二 前号に掲げるもののほか、特定の個人情報を容易に検索することができるように体系的に構成したものとして政令で定めるもの

個人情報の保護に関する法律第2条4項


1 法第二条第四項の利用方法からみて個人の権利利益を害するおそれが少ないものとして政令で定めるものは、次の各号のいずれにも該当するものとする。


一 不特定かつ多数の者に販売することを目的として発行されたものであって、かつ、その発行が法又は法に基づく命令の規定に違反して行われたものでないこと。


二 不特定かつ多数の者により随時に購入することができ、又はできたものであること。


三 生存する個人に関する他の情報を加えることなくその本来の用途に供しているものであること。

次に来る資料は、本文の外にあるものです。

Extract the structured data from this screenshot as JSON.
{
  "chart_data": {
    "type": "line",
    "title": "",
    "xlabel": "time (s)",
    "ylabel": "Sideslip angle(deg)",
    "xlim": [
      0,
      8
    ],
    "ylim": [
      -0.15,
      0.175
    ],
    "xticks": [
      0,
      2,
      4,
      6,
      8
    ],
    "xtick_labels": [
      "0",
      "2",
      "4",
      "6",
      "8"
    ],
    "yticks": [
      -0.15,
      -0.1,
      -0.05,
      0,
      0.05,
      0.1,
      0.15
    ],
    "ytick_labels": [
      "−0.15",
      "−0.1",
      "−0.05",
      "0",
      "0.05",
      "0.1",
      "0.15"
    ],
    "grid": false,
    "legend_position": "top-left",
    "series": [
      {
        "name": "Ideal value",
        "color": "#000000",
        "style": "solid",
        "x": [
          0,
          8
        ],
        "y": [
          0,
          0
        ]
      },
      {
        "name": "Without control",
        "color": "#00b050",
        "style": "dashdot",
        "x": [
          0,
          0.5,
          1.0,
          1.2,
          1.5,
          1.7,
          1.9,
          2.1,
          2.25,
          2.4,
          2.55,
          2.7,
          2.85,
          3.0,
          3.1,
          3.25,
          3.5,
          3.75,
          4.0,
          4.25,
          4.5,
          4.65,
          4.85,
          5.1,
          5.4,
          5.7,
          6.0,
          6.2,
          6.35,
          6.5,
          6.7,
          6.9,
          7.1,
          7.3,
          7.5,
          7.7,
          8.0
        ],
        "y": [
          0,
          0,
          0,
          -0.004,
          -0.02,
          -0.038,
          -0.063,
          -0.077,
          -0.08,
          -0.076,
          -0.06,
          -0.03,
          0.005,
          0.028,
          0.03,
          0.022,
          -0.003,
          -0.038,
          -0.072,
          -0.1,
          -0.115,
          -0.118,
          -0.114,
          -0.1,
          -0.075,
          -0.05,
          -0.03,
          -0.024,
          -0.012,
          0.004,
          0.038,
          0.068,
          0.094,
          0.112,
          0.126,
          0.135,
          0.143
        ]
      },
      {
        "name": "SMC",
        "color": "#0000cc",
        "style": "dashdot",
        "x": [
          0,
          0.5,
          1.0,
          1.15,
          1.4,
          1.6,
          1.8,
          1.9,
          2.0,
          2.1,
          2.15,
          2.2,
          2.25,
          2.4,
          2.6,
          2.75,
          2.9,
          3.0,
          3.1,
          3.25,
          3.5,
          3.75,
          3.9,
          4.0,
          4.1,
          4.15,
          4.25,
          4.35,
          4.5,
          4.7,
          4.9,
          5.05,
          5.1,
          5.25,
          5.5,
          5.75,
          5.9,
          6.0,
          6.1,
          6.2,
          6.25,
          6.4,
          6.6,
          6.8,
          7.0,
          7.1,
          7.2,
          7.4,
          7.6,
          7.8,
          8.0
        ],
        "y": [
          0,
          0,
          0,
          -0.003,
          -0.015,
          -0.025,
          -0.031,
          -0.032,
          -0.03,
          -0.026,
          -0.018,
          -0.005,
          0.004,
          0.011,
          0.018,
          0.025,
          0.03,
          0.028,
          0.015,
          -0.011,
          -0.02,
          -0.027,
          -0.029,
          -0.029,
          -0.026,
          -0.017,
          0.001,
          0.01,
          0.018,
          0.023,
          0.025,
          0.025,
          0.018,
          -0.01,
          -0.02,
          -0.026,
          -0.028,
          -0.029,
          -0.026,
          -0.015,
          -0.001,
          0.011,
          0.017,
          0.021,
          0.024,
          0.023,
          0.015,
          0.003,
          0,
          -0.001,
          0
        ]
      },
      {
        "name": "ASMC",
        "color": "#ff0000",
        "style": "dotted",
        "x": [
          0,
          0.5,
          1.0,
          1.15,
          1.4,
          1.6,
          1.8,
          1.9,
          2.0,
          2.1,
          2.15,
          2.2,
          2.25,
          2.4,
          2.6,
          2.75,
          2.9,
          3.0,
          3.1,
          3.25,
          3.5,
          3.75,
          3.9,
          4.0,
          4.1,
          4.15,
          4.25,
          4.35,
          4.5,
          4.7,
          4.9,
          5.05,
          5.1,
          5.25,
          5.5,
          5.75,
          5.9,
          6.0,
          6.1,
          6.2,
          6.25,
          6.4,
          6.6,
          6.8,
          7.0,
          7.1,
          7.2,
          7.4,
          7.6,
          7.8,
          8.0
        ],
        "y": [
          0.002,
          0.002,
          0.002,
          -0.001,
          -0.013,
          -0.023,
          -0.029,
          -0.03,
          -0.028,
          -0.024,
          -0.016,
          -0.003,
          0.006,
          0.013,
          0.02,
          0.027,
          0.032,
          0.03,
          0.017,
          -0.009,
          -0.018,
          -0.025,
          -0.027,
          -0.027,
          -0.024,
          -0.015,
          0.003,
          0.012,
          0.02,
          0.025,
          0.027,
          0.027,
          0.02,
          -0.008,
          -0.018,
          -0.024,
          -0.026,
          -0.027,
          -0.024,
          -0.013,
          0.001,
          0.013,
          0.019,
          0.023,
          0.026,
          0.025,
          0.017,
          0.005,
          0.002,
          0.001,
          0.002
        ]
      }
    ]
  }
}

2 法第二条第四項第二号の政令で定めるものは、これに含まれる個人情報を一定の規則に従って整理することにより特定の個人情報を容易に検索することができるように体系的に構成した情報の集合物であって、目次、索引その他検索を容易にするためのものを有するものをいう。

個人情報の保護に関する法律施行令第3条(個人情報データベース等)

個人データ

個人情報データベースを構成する個々の個人情報は、個人情報保護法上、「個人情報」であるとともに、「個人データ」にも該当することになります。

この法律において「個人データ」とは、個人情報データベース等を構成する個人情報をいう。